La incógnita es clara: ¿cómo va a encajar Carrick todas esas piezas sin frenar la progresión de Mainoo, al que Ince ve preparado para ser el ancla del equipo?
Carrick, la pizarra y el recuerdo del Mundial
El foco se posa ahora sobre el entrenador. Ince está especialmente pendiente de cómo Carrick configurará su sala de máquinas la próxima temporada. Le intriga la mezcla: la irrupción de Mainoo, la llegada de Santos, el peso de Tielemans, la posible incorporación de Ederson, la presencia de Bruno Fernandes.
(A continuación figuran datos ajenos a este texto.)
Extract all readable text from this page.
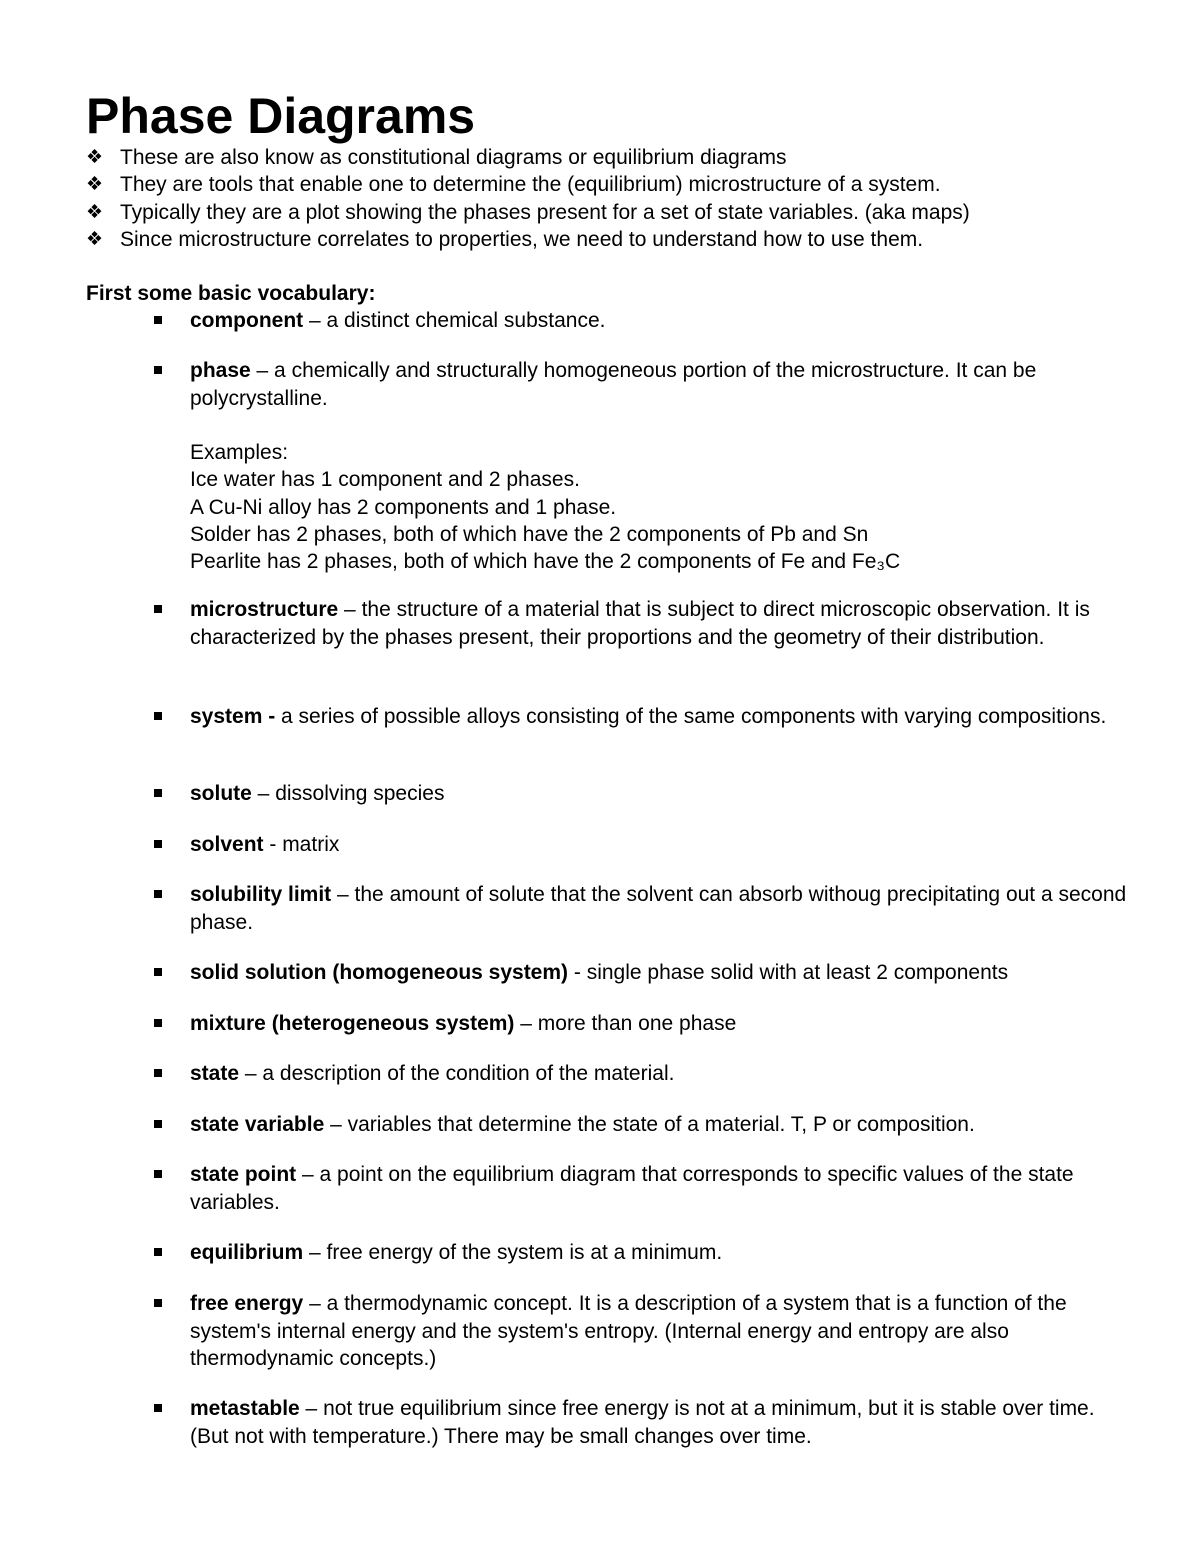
Phase Diagrams
❖ These are also know as constitutional diagrams or equilibrium diagrams
❖ They are tools that enable one to determine the (equilibrium) microstructure of a system.
❖ Typically they are a plot showing the phases present for a set of state variables. (aka maps)
❖ Since microstructure correlates to properties, we need to understand how to use them.

First some basic vocabulary:

component – a distinct chemical substance.
phase – a chemically and structurally homogeneous portion of the microstructure. It can be polycrystalline.
Examples:
Ice water has 1 component and 2 phases.
A Cu-Ni alloy has 2 components and 1 phase.
Solder has 2 phases, both of which have the 2 components of Pb and Sn
Pearlite has 2 phases, both of which have the 2 components of Fe and Fe₃C
microstructure – the structure of a material that is subject to direct microscopic observation. It is characterized by the phases present, their proportions and the geometry of their distribution.
system - a series of possible alloys consisting of the same components with varying compositions.
solute – dissolving species
solvent - matrix
solubility limit – the amount of solute that the solvent can absorb withoug precipitating out a second phase.
solid solution (homogeneous system) - single phase solid with at least 2 components
mixture (heterogeneous system) – more than one phase
state – a description of the condition of the material.
state variable – variables that determine the state of a material. T, P or composition.
state point – a point on the equilibrium diagram that corresponds to specific values of the state variables.
equilibrium – free energy of the system is at a minimum.
free energy – a thermodynamic concept. It is a description of a system that is a function of the system's internal energy and the system's entropy. (Internal energy and entropy are also thermodynamic concepts.)
metastable – not true equilibrium since free energy is not at a minimum, but it is stable over time. (But not with temperature.) There may be small changes over time.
Todo eso con un contexto emocional delicado para algunos jugadores. Mainoo llega tras un Mundial con Inglaterra “inmensamente decepcionante” para el entorno del United, una experiencia que puede marcar pero también fortalecer. Ince confía en que esa frustración se convierta en gasolina competitiva.
Con la Champions League en el horizonte, el mensaje es claro: el United necesita una plantilla más profunda y robusta. Carrick tendrá piezas. Falta ver si encuentra el equilibrio.
Rashford, la gran incógnita sentimental
Mientras el centro del campo se reestructura a golpe de talonario, otro debate arde en Old Trafford: el futuro de Marcus Rashford.
El inglés viene de un préstamo productivo en Barcelona, donde recuperó confianza, goles y sensaciones tras caer en desgracia con Ruben Amorim. En el Camp Nou se le vio liberado, disfrutando, jugando tanto por izquierda como por derecha y transformándose en “un jugador completamente diferente” al que se había apagado en Mánchester.
Y cuando parecía que el club azulgrana podía lanzarse a por su fichaje definitivo, el giro de guion: Barcelona se decanta por Anthony Gordon por 75 millones. Un golpe duro para Rashford, en opinión de Ince, casi devastador.
En el Mundial, dejó destellos. Ese gol llegando desde la izquierda, ajustado al palo, recordó a todos el talento que aún lleva dentro. Para Ince, ahí sigue la magia.
El excentrocampista asegura que “siente” lo que está viviendo Rashford. Lo considera un jugador “fantástico”, con recursos para marcar diferencias desde ambos costados. Y está convencido de que Carrick puede recuperar la mejor versión del delantero.
La receta que propone es sencilla y, a la vez, profundamente futbolera: cercanía. Un entrenador que le abrace metafóricamente, que le hable claro, que le marque un rol concreto y le haga sentir imprescindible. “Te quiero en el club. Te necesito. Aquí vas a jugar. Esto es lo que vas a hacer”. Ese tipo de mensaje.
Si Rashford recibe esa confianza y se estabiliza anímicamente, Ince no duda: el United volverá a ver a un atacante de primer nivel. La condición es nítida: “si es feliz, rendirá”.
Un verano exigente y un examen constante
El juicio sobre fichajes, canteranos y viejas estrellas se irá construyendo sobre el césped. El verano ya ha dejado una primera sacudida: derrota por 1-0 ante Wrexham en Helsinki para abrir la pretemporada. Un aviso temprano.
La reacción fue contundente: 5-0 a Rosenborg en el siguiente amistoso, una goleada que rebajó tensiones y dio aire al proyecto de Carrick. Ahora les espera un duelo de mayor exigencia ante Atlético de Madrid en Estocolmo, un rival que no suele regalar amistosos.
Después llegarán tres pruebas más de nivel: Paris Saint-Germain, Leeds United y AC Milan. Un calendario diseñado para afinar detalles antes del estreno en la Premier League, el 22 de agosto, en el campo del recién ascendido Hull City.
Entre tanto, cada minuto contará. Santos tendrá que justificar esos 50 millones. Mainoo, demostrar que puede sostener al equipo como cree Ince. Tielemans, encajar en un engranaje donde Bruno ya manda. Rashford, decidir si su resurrección definitiva se escribe en Old Trafford.
La inversión ya está hecha. Las opiniones, como la de Ince, ya están sobre la mesa. Lo único que falta por dictar sentencia es lo único que importa de verdad en este club: lo que pase cuando ruede el balón.